Mi alzo, questo muretto è piuttosto scomodo ed ho completamente perso la sensibilità alle natiche. Intanto i ragazzi si sono stancati dei “calci in culo”, adesso girano per il minuscolo luna park, se così si può definire, alla ricerca di qualcosa da fare. Anche io mi guardo intorno per capire se c’è qualcosa da fare, ma non credo si possa fare altro che una lunga passeggiata sul lungomare, a meno di non volersi cimentare in una delle poche attrazioni del parco giochi.
Ombre rifuggono la luce, danzano lente, che tanto un’ombra è indefinibile.
Qualcuno butta giù un paio di bicchieri, tra decine di peluche, sperando magari che quelli si animino un po’, per vedere l’effetto che fa. Perché è più divertente vedere orde di peluche inseguire ombre umane, che non assistere a qualche risata forzata sulle giostre, alla felicità lugubre e malinconica di un attimo.
Qui non c’è gioia, nonostante le luci, la musica e lo sferragliare delle giostre provino a coprire la tristezza, proprio non ce la fanno. Fosse così facile. E non c’è nemmeno terrore adrenalinico, nonostante qualcuno sosti di fronte alla casa degli orrori sperando che le gambe comincino a tremare.
Anche qui, è solo tempo perso. Non facciamo altro che perdere tempo, in un modo o nell’altro. Per fortuna.

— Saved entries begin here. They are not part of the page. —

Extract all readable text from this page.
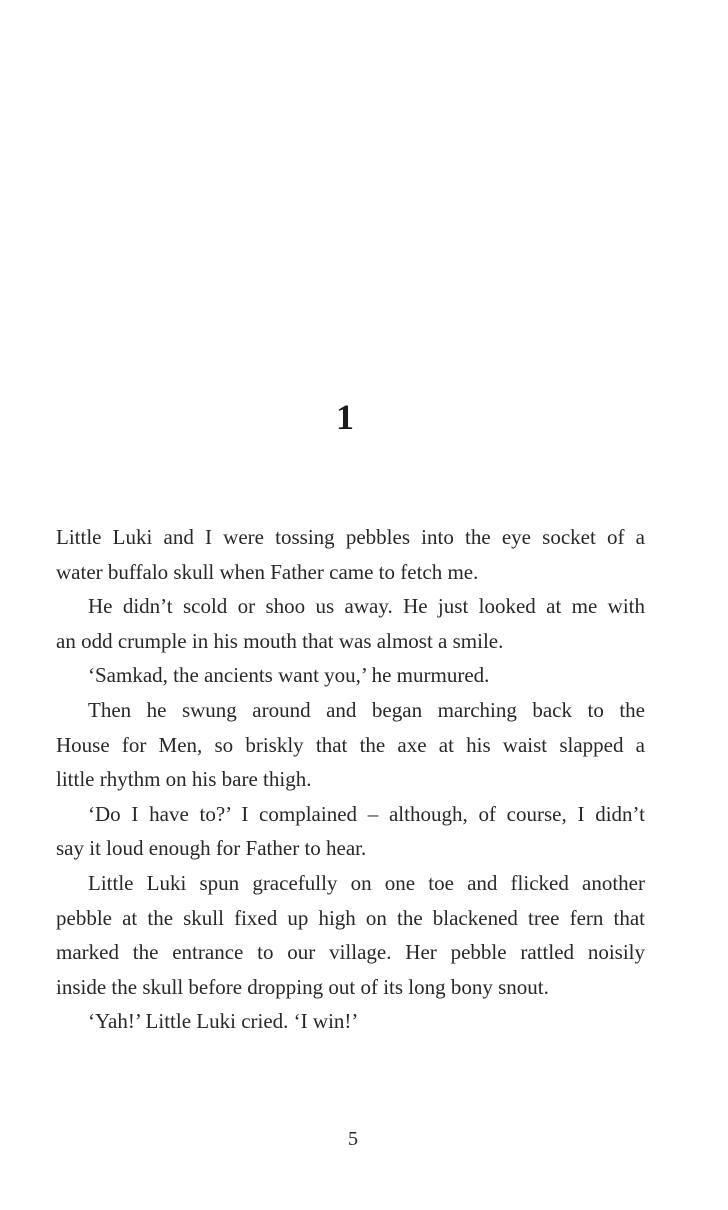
1
Little Luki and I were tossing pebbles into the eye socket of a
water buffalo skull when Father came to fetch me.
He didn’t scold or shoo us away. He just looked at me with
an odd crumple in his mouth that was almost a smile.
‘Samkad, the ancients want you,’ he murmured.
Then he swung around and began marching back to the
House for Men, so briskly that the axe at his waist slapped a
little rhythm on his bare thigh.
‘Do I have to?’ I complained – although, of course, I didn’t
say it loud enough for Father to hear.
Little Luki spun gracefully on one toe and flicked another
pebble at the skull fixed up high on the blackened tree fern that
marked the entrance to our village. Her pebble rattled noisily
inside the skull before dropping out of its long bony snout.
‘Yah!’ Little Luki cried. ‘I win!’
5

Giro un po’ su me stesso, faccio un altro sorso d’acqua e mi incammino. Sono troppo vecchio per le giostre, che, tra l’altro, non mi piacevano nemmeno da giovane. Dopo una decina di lunghe falcate le voci dei giovani non giungono più al mio orecchio, mentre la fastidiosa musica è ancora chiaramente udibile. I lidi si susseguono uno dopo l’altro, tutti uguali ad eccezione del colore degli ombrelloni. Viviamo in un mondo talmente mercificato che bisogna pagare anche per andare al mare. Le istituzioni, in Italia, sono pigre come me, preferiscono vendere, concedere in appalto, piuttosto che prendersi cura del proprio patrimonio. Posso capire.
Finalmente la musica scompare alle mie spalle, approfitto della prima striscia di spiaggia libera, della larghezza di cinque o sei metri, rigorosamente sporca, per sedermi sulla sabbia. Io odio la sabbia, ma oggi va bene così. Accendo una sigaretta, guardo lo smartphone, non ci sono chiamate perse. Avrebbe dovuto chiamare già da un po’, ma ormai la puntualità è un optional. Con questi aggeggi la gente riesce ad istupidirsi a tal punto da dimenticare tutto il resto. Avrà afferrato il telefono per chiamarmi, ma avrà ricordato qualche impegno urgente in uno di quei giochi a turni che ormai tutti fanno online.
Starà sistemando il fienile, o armando il cavaliere o Dio solo sa cos’altro.
Rigiro il cellulare tra le dita, fisso lo schermo nero, mi alzo, cammino verso il mare e lo lancio più lontano possibile. Uno splash lieve, quasi impercettibile, è l’ultimo suono che emette.